Intermediate-sized molecular sieving of styrene from larger and smaller analogues.

Abstract

Molecular sieving can lead to ultrahigh selectivity and low regeneration energy because it completely excludes all larger molecules via a size restriction mechanism. However, it allows adsorption of all molecules smaller than the pore aperture and so separations of complicated mixtures can be hindered. Here, we report an intermediate-sized molecular sieving (iSMS) effect in a metal-organic framework (MAF-41) designed with restricted flexibility, which also exhibits superhydrophobicity and ultrahigh thermal/chemical stabilities.

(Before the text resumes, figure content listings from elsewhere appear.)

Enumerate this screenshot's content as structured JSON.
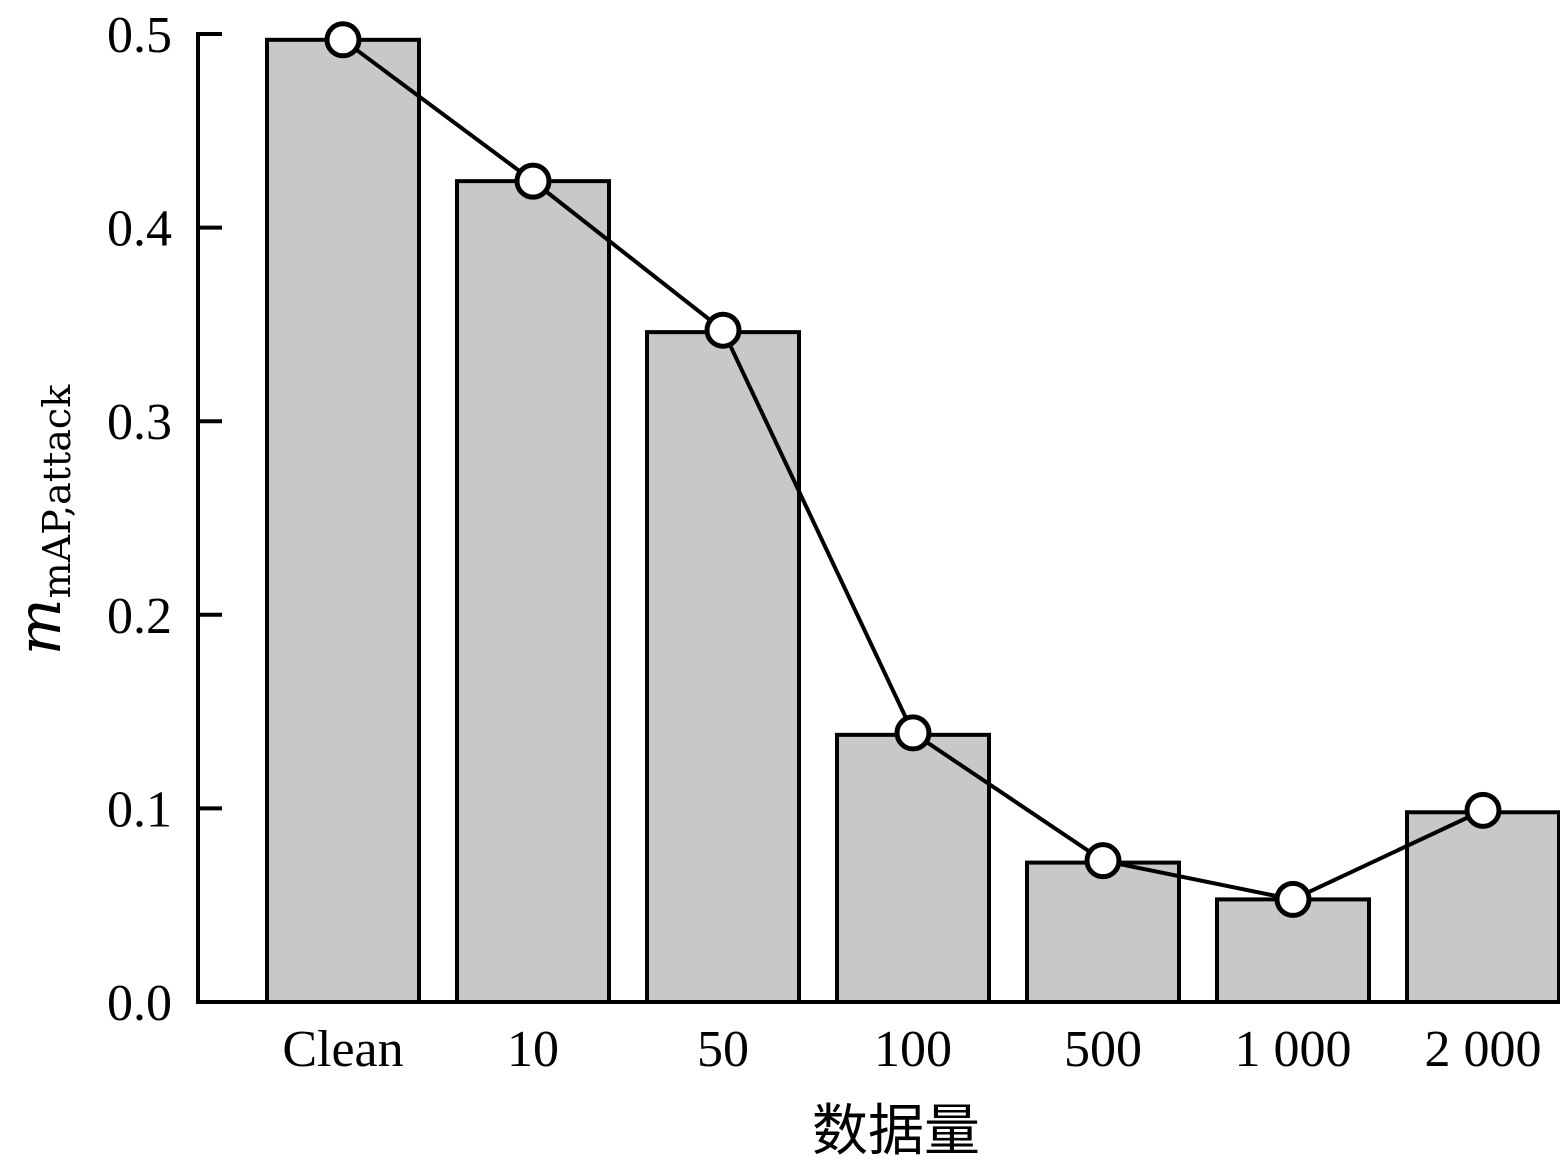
{
  "chart_data": {
    "type": "bar",
    "categories": [
      "Clean",
      "10",
      "50",
      "100",
      "500",
      "1 000",
      "2 000"
    ],
    "series": [
      {
        "kind": "bar",
        "values": [
          0.497,
          0.424,
          0.346,
          0.138,
          0.072,
          0.053,
          0.098
        ],
        "fill": "#c8c8c8"
      },
      {
        "kind": "line",
        "marker": "open-circle",
        "values": [
          0.497,
          0.424,
          0.347,
          0.139,
          0.073,
          0.053,
          0.099
        ],
        "color": "#000000"
      }
    ],
    "xlabel": "数据量",
    "ylabel": {
      "main": "m",
      "subscript": "mAP,attack"
    },
    "ylim": [
      0,
      0.5
    ],
    "yticks": [
      "0.0",
      "0.1",
      "0.2",
      "0.3",
      "0.4",
      "0.5"
    ],
    "grid": false,
    "legend": "none"
  }
}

Single-component isotherms and computational simulations show adsorption of styrene but complete exclusion of the larger analogue ethylbenzene (because it exceeds the maximal aperture size) and smaller toluene/benzene molecules that have insufficient adsorption energy to open the cavity. Mixture adsorption experiments show a high styrene selectivity of 1,250 for an ethylbenzene/styrene mixture and 3,300 for an ethylbenzene/styrene/toluene/benzene mixture (orders of magnitude higher than previous reports). This produces styrene with a purity of 99.9%+ in a single adsorption-desorption cycle. Controlling/restricting flexibility is the key for iSMS and can be a promising strategy for discovering other exceptional properties.